Managing director Campbell McPhee said the deal as a whole was very good news for Australia's red meat industry, providing immediate access to a duty-free quota of 25,000 tonnes, rising to 75,000 tonnes in 10 years.
"We are negotiating to get all our products in and remove certain technical barriers," he said. "We'd like to open the skin-on market in the UK, where there's a big demand from ethnic communities there."
Once the deal is ratified, an agreed amount of Australian beef, sheep meat and goat meat products exported to the UK under a tariff rate quota regime will enter tariff-free, but at present this doesn't include one of WME's most popular products.
Mr McPhee said it was a technical barrier that they had been unable to overcome with the EU despite protracted negotiations.
"When the UK was tied up with the EU, they didn't allow skin-on product to enter, except for pork," he said. "The UK seems to be more open to this now so we're hoping to get this across the line."
Mr McPhee said COVID-19 barriers had interrupted the negotiating process, being undertaken in partnership with the Australian Meat Industry Council and with the support of the federal government and MLA, and ways around planned on-site inspections had to be found.
"We already send a lot of skin-on meat to the US, Canada, Japan, Korea - we hope we're on the final leg with this now," he said.
AMIC's general manager for processing and export, Mary Wu said import models had been based around sheep, and goat meat was totally different.
"This is a totally new product, we're not talking about pour-ons or chemical residue," she said.
"We're working with the British to understand the differences.
"It's a new commodity type so new baseline protocols have to be established."

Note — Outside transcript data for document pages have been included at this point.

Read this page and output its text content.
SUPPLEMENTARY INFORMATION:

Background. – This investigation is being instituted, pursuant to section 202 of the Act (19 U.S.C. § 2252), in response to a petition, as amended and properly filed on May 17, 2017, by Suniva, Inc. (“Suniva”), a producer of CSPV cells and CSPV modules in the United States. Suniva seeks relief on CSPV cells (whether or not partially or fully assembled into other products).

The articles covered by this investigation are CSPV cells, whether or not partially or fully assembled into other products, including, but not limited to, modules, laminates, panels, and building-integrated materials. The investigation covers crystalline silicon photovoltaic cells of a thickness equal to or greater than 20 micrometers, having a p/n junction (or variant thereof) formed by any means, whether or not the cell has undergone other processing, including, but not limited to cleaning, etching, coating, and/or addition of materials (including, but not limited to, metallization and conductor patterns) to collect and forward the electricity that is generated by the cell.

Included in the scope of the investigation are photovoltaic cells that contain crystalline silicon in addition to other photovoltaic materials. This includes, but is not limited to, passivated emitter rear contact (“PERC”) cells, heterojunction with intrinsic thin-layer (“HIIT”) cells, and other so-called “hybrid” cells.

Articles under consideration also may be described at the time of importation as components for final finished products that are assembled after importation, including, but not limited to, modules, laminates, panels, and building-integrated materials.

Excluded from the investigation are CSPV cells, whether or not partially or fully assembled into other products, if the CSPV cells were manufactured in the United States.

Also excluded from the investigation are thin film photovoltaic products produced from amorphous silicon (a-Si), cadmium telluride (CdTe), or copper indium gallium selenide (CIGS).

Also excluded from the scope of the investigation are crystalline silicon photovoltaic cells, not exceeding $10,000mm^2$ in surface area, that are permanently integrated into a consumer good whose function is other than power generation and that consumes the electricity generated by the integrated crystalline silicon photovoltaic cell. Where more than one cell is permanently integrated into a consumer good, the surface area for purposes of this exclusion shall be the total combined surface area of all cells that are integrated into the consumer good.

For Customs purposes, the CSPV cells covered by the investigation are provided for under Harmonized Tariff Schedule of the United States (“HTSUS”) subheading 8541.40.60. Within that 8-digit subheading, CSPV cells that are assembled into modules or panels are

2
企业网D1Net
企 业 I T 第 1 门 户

Mr McPhee, who was a member of MLA's UK access taskforce, surmised that the skin-on goat meat product had been left out of deals years ago because it was such a small industry at the time.
"But what we're proposing is no threat to industry in the UK - they don't have a market they're trying to protect."
Expansion work underway
Mr McPhee said the FTA had justified WME's Charleville expansion work, which was well underway and hopeful of a May 2022 completion.
The $9 million expansion for the state's largest commercial-scale sheep and goat abattoir was announced at the end of February.
Worker numbers have already increased at the plant from 144 to 175 and it's expected this will grow to 210 over the next couple of years.
Mr McPhee said the pandemic had changed the way they sourced staff, with what were once seasonal workers now in Australia on a more permanent basis.
"We are exhausting the local workforce as much as possible, and offering work experience and running school trade fairs," he said. "The traditional methods of recruiting have certainly changed."
WME has also utilised the Pacific Labour Scheme, which Mr McPhee said was a very energetic group of people with a great ability to catch on to job requirements and turn up to work every day.